Welcome to my research journey!
I'm fascinated by the elusive nature of success—what makes some individuals, teams, and organizations flourish while others falter? I also love science and data, I can spend endless hours devising novel experiments or analyzing massive datasets. These interests drive me to conduct research aiming to break down barriers and empower people and organizations to achieve their highest potential.
A particular fascination of mine is discovering what influences whether a creative idea is accepted and whether someone will have a long, prolific creative career. To explore these questions, I employ diverse methodologies, ranging from big data analytics, network analysis, natural language processing (NLP), to controlled experiments and surveys.
Below you'll find the projects I've been working on, they are my efforts towards using science to improving how we understand and interact with the world around us. You can also use the navigation bar to explore each project in detail.
Is Your Network Boosting or Blocking Your Career? Insights from Big Data on Social Networks
Objective: In this project, I investigate how professional networks influence career longevity and productivity, with a focus on differences between men and women. Understanding how each gender benefits from professional connections is key to designing inclusive network interventions that enhance career success for everyone.
Methods: Using a comprehensive IMDb dataset spanning from 2000 to 2023, I applied advanced big data analytics techniques to examine how the same types of professional connections affect men and women's careers differently. For a closer look at how I did this, check out this interactive notebook. In it, I analyzed professional networks over 21 years, each year the network comprises approximately 100,000 individuals and facilitates around 5 billion potential connections.

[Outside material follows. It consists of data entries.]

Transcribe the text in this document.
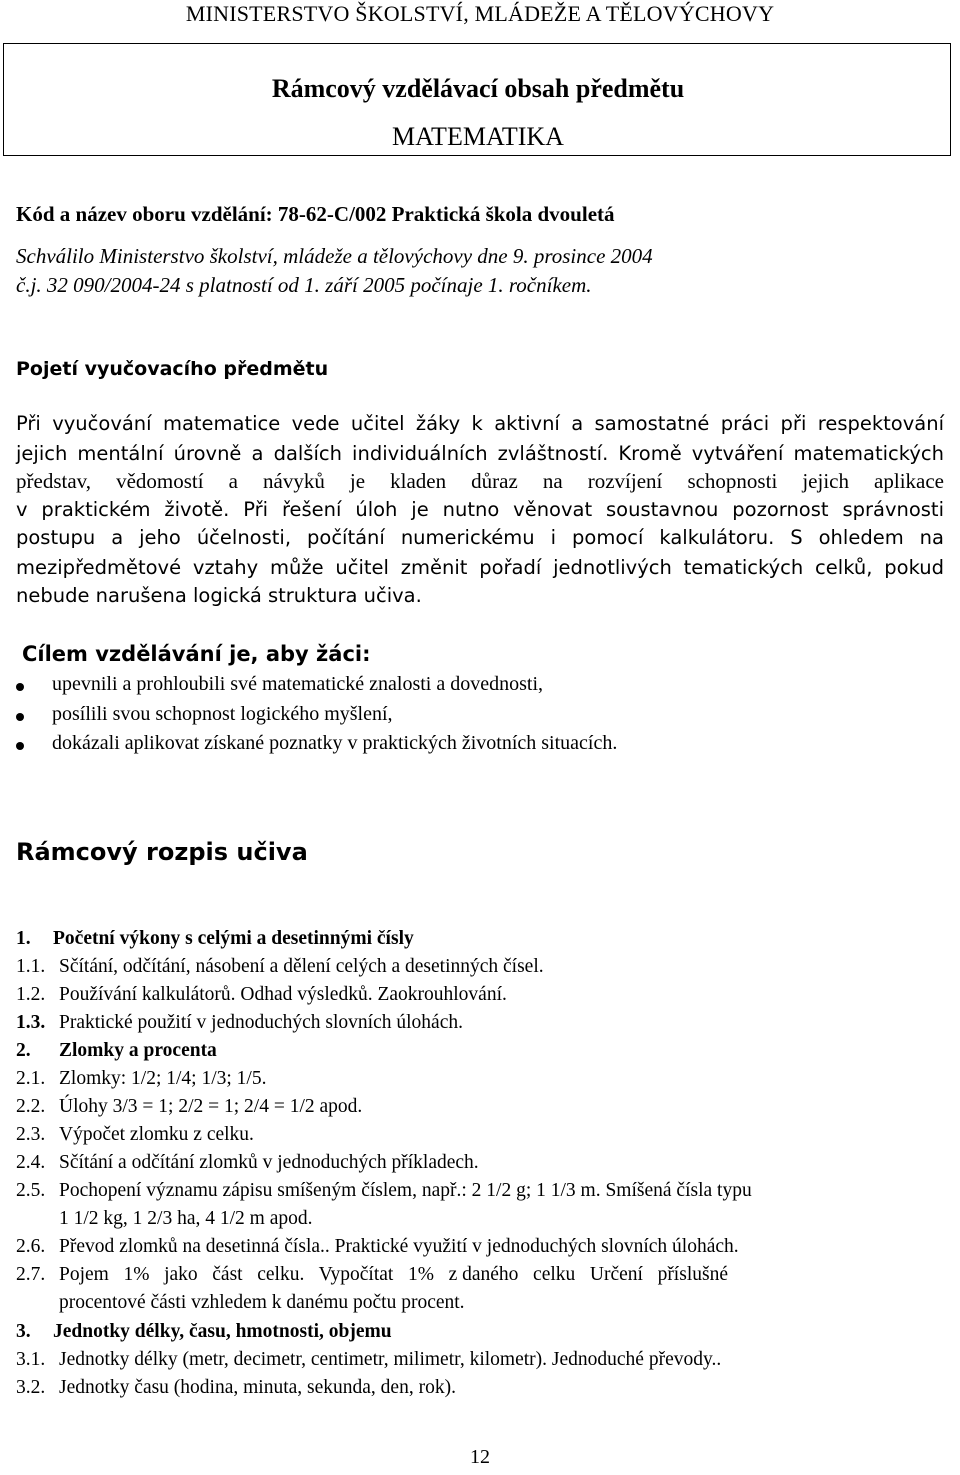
MINISTERSTVO ŠKOLSTVÍ, MLÁDEŽE A TĚLOVÝCHOVY
Rámcový vzdělávací obsah předmětu
MATEMATIKA
Kód a název oboru vzdělání: 78-62-C/002 Praktická škola dvouletá
Schválilo Ministerstvo školství, mládeže a tělovýchovy dne 9. prosince 2004
č.j. 32 090/2004-24 s platností od 1. září 2005 počínaje 1. ročníkem.
Pojetí vyučovacího předmětu
Při vyučování matematice vede učitel žáky k aktivní a samostatné práci při respektování
jejich mentální úrovně a dalších individuálních zvláštností. Kromě vytváření matematických
představ, vědomostí a návyků je kladen důraz na rozvíjení schopnosti jejich aplikace
v praktickém životě. Při řešení úloh je nutno věnovat soustavnou pozornost správnosti
postupu a jeho účelnosti, počítání numerickému i pomocí kalkulátoru. S ohledem na
mezipředmětové vztahy může učitel změnit pořadí jednotlivých tematických celků, pokud
nebude narušena logická struktura učiva.
Cílem vzdělávání je, aby žáci:
upevnili a prohloubili své matematické znalosti a dovednosti,
posílili svou schopnost logického myšlení,
dokázali aplikovat získané poznatky v praktických životních situacích.
Rámcový rozpis učiva
1. Početní výkony s celými a desetinnými čísly
1.1. Sčítání, odčítání, násobení a dělení celých a desetinných čísel.
1.2. Používání kalkulátorů. Odhad výsledků. Zaokrouhlování.
1.3. Praktické použití v jednoduchých slovních úlohách.
2. Zlomky a procenta
2.1. Zlomky: 1/2; 1/4; 1/3; 1/5.
2.2. Úlohy 3/3 = 1; 2/2 = 1; 2/4 = 1/2 apod.
2.3. Výpočet zlomku z celku.
2.4. Sčítání a odčítání zlomků v jednoduchých příkladech.
2.5. Pochopení významu zápisu smíšeným číslem, např.: 2 1/2 g; 1 1/3 m. Smíšená čísla typu
1 1/2 kg, 1 2/3 ha, 4 1/2 m apod.
2.6. Převod zlomků na desetinná čísla.. Praktické využití v jednoduchých slovních úlohách.
2.7. Pojem   1%   jako   část   celku.   Vypočítat   1%   z daného   celku   Určení   příslušné
procentové části vzhledem k danému počtu procent.
3. Jednotky délky, času, hmotnosti, objemu
3.1. Jednotky délky (metr, decimetr, centimetr, milimetr, kilometr). Jednoduché převody..
3.2. Jednotky času (hodina, minuta, sekunda, den, rok).
12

Findings: My research reveals distinct gender differences in the benefits derived from network types. While men often benefit more from "open" networks—where their contacts do not know each other—such networks may disadvantage women. However, both men and women experience significant career boosts when they connect with individuals who themselves have open networks, with women reaping greater benefits from such connections.

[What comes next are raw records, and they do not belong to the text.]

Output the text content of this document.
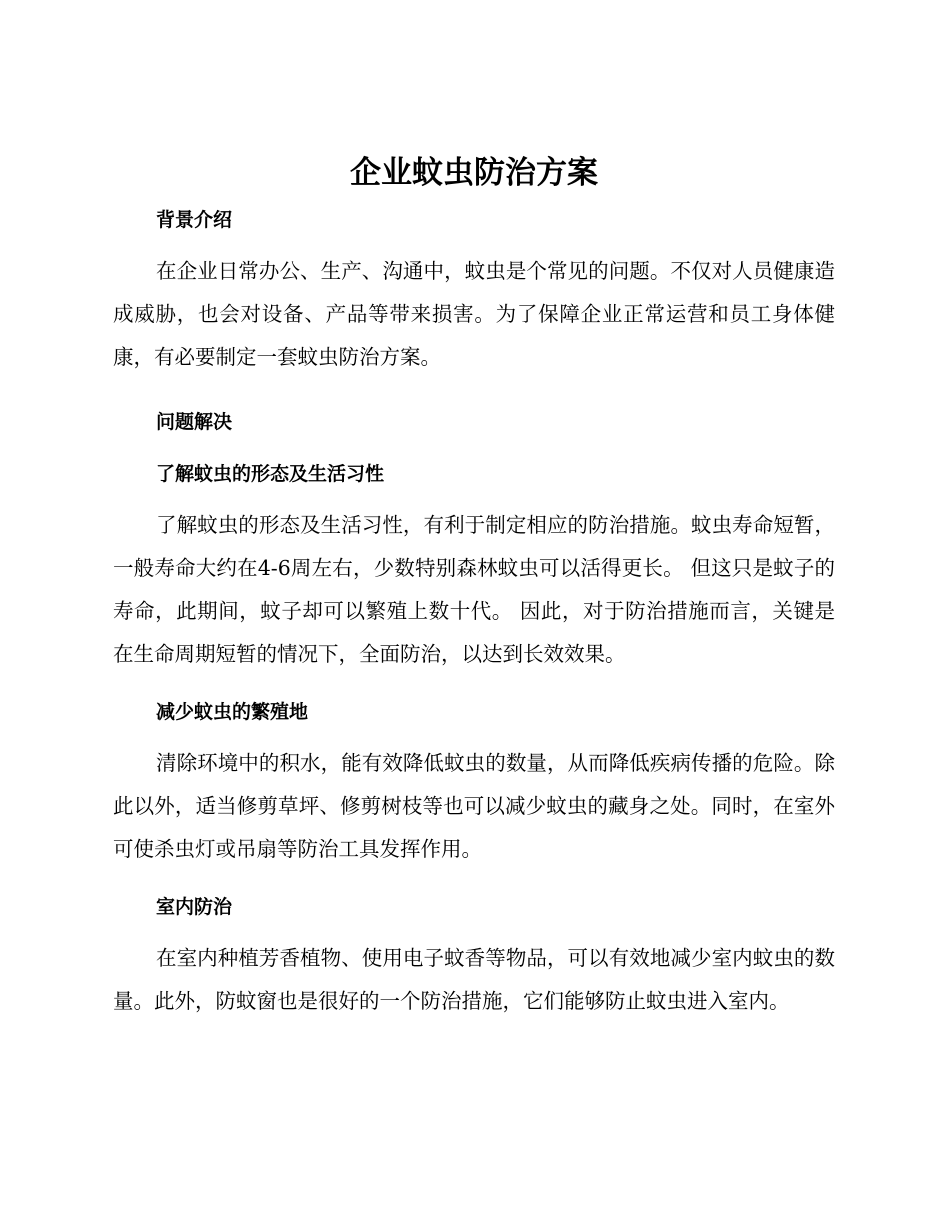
企业蚊虫防治方案
背景介绍

在企业日常办公、生产、沟通中，蚊虫是个常见的问题。不仅对人员健康造成威胁，也会对设备、产品等带来损害。为了保障企业正常运营和员工身体健康，有必要制定一套蚊虫防治方案。

问题解决
了解蚊虫的形态及生活习性

了解蚊虫的形态及生活习性，有利于制定相应的防治措施。蚊虫寿命短暂， 一般寿命大约在4-6周左右，少数特别森林蚊虫可以活得更长。 但这只是蚊子的寿命，此期间，蚊子却可以繁殖上数十代。 因此，对于防治措施而言，关键是在生命周期短暂的情况下，全面防治，以达到长效效果。

减少蚊虫的繁殖地

清除环境中的积水，能有效降低蚊虫的数量，从而降低疾病传播的危险。除此以外，适当修剪草坪、修剪树枝等也可以减少蚊虫的藏身之处。同时，在室外可使杀虫灯或吊扇等防治工具发挥作用。

室内防治

在室内种植芳香植物、使用电子蚊香等物品，可以有效地减少室内蚊虫的数量。此外，防蚊窗也是很好的一个防治措施，它们能够防止蚊虫进入室内。
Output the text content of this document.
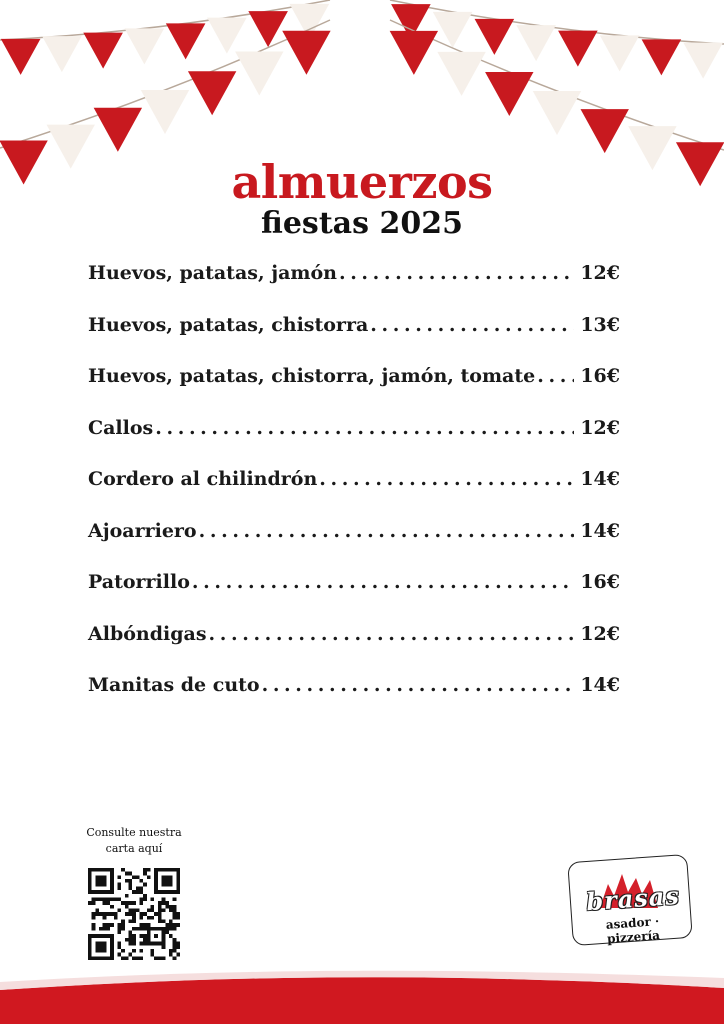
almuerzos
fiestas 2025
Huevos, patatas, jamón . . .	12€
Huevos, patatas, chistorra . . .	13€
Huevos, patatas, chistorra, jamón, tomate . . . 16€
Callos . . .	12€
Cordero al chilindrón . . .	14€
Ajoarriero . . .	14€
Patorrillo . . .	16€
Albóndigas . . .	12€
Manitas de cuto . . .	14€
Consulte nuestra
carta aquí
brasas
asador · pizzería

For a detailed overview of the project, click here. For all analysis codes and results, visit my GitHub repository.
Are Positive Stereotypes Holding Back Your Business? What Experiments Tell Us About Hidden Bias in Startup Evaluation
Collaboration and Recognition: For this project, I led an international, interdisciplinary team of distinguished experts, including Dr. Ivona Hideg (Oxford University); Dr. Yuval Engel (the University of Amsterdam); Dr. Frédéric Godart (INSEAD Paris). Our research was published in Entrepreneurship: Theory and Practice (a leading scientific journal recognized among the Financial Times' Top 50 most influential business journals) and was also featured in The Conversation Canada.
Objective: We aimed to uncover how benevolent sexism—attitudes that seemingly praise women yet subtly depict them as fragile and in need of protection—affects how decision-makers evaluate and fund women-led versus men-led startups. This knowledge is crucial for developing strategies to eliminate biases and promote fairness in the startup ecosystem.
Methods: We conducted a series of lab and online experiments where decision-makers evaluated identical startups that differed only by the gender of the founder. We also measured the evaluators’ levels of benevolent and hostile sexism through surveys to examine their impact on decision-making.
Findings: Our study revealed that benevolent sexism does not disadvantage women-led startups directly. Rather, it inflates the perceived potential of men-led startups without altering that of women-led startups. This bias grants men unwarranted advantages, while women receive a standard treatment, perpetuating a less visible but deeply harmful inequality in the startup space.
For a detailed overview of the project, click here. For all analysis codes and results, visit my GitHub repository.
What Are Scientific Papers About? Using Natural Language Processing (NLP) to Find Major Topics Scientists Are Discussing
Goal: To identify influential ideas in scientific fields and understand how they evolve over time, everaging advanced Natural Language Processing (NLP) techniques. This demonstrates the power of NLP to help us efficiently decode and synthesize vast amounts of academic literature.
Methods: Utilized a range of NLP techniques to analyze over one hundred research paper abstracts, including TF-IDF (Term Frequency-Inverse Document Frequency) and weighted log odds for identifying distinctive terms that distinguish one set of documents from another., and Latent Dirichlet Allocation (LDA) for topic modeling to discover the underlying thematic structures within scientific abstracts.
Key Findings: Revealed significant thematic shifts and dominant topics driving discourse in the fields of novelty reception and gender dynamics in professional networks. These findings highlight how certain themes have come to drive scholarly conversations, reflecting broader shifts in research focus and academic interest.